La parvovirose (étiquette : P) est une gastro-entérite hémorragique due à un virus, relativement fréquente. Elle est généralement mortelle pour un chiot, parfois même pour un adulte. Certains croient que ce n'est qu'une maladie du jeune, ce qui est une erreur : ils sont simplement plus fragiles. Pour celle-ci, je dirais que les chances de succès thérapeutique sont relativement élevées, mais nous perdons régulièrement certains jeunes chiens. Il existe un traitement antiviral à l'efficacité reconnue pour cette maladie, mais comptez plusieurs centaines d'euros... juste pour l'antiviral.

La toux du chenil (étiquette : Pi2) porte mal son nom. C'est une trachéo-bronchite due à un virus respiratoire (le parainfluenza 2), un peu comme la grippe. Celle-ci n'est pas trop grave mais peut se compliquer lorsque d'autres microbes entrent dans la danse, elle est très contagieuse et fréquente. Elle s'appelle toux du chenil parce qu'elle est particulièrement redoutable dans les effectifs de chiens et se propage sur un mode épidémique.

La leptospirose (étiquette : L) est une maladie bactérienne. Chez l'homme, on l'appelle "maladie de l'égoutier". Ces bactéries sont portées par des rongeurs comme les rats, dont les urines sont contaminantes.
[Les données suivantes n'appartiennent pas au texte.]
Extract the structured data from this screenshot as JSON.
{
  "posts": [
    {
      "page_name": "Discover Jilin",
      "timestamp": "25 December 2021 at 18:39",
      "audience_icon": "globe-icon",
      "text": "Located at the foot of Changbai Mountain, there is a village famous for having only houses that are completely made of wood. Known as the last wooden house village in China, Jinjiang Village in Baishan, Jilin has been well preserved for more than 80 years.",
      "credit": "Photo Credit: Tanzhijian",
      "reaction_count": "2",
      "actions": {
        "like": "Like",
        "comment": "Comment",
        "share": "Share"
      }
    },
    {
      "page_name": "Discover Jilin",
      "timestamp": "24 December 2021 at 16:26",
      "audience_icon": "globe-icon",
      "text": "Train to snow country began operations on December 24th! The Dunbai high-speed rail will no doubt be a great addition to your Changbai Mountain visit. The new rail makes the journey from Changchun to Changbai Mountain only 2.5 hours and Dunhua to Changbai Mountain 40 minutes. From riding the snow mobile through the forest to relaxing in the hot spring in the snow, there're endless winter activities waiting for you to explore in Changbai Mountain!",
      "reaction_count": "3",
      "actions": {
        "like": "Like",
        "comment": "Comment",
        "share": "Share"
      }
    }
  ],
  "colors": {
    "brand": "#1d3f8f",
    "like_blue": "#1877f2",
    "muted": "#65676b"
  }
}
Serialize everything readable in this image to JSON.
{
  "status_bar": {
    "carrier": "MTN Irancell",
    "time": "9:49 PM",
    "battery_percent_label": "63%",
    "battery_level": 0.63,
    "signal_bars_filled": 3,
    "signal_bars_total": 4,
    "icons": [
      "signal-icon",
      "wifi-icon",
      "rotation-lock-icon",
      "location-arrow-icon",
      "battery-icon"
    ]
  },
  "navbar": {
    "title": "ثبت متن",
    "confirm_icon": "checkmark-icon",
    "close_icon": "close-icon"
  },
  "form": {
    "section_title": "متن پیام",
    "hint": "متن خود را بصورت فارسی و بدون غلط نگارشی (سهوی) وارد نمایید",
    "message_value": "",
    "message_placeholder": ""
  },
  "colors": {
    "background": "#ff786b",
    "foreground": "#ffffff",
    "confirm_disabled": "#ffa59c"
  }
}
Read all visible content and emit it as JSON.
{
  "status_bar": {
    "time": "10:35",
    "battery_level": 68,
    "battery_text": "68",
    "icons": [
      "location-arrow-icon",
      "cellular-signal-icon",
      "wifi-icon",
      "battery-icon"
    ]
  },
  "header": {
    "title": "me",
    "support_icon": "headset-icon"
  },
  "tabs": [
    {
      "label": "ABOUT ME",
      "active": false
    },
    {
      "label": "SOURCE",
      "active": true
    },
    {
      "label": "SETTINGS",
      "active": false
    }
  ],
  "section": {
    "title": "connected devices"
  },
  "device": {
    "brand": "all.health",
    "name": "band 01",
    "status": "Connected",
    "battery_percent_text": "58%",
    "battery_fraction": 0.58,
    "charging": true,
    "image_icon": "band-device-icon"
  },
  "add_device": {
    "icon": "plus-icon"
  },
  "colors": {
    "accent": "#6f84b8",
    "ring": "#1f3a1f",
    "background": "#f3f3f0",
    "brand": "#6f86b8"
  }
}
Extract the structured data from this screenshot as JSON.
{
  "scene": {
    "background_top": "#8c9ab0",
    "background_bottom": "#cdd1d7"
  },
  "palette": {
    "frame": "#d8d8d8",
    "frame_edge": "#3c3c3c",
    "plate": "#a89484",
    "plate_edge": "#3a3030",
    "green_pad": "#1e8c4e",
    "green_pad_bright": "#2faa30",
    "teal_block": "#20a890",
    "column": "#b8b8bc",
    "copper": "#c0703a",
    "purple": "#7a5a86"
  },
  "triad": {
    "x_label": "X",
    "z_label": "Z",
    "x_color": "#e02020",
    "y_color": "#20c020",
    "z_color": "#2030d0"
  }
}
Votre chien peut l'attraper en chassant un rat ou en buvant, voire même en trempant ses pattes, dans de l'eau qui a recueilli les urines d'un rongeur. Ces bactéries ne survivent pas longtemps dans l'eau et il faut vraiment que le chien passe juste après le rat. En fait, la bactérie est fréquente, mais pas la contamination, donc cette maladie est rare chez les chiens. Heureusement : s'il existe des antibiotiques efficaces, les séquelles sont généralement tellement graves que le chien n'y survit pas, au, au mieux, reste gravement handicapé, par exemple avec une insuffisance rénale. Selon les souches de cette bactérie, elle s'attaque au rein, au foie, aux intestins, etc.

Ces vaccins sont réalisés systématiquement sur tous les chiens parce que ces maladies réunissent trois conditions :

  • elles sont assez fréquentes (ou elles l'étaient et le sont moins grâce au vaccin)
  • elles sont graves
  • la prévention est vraiment plus efficace que le traitement.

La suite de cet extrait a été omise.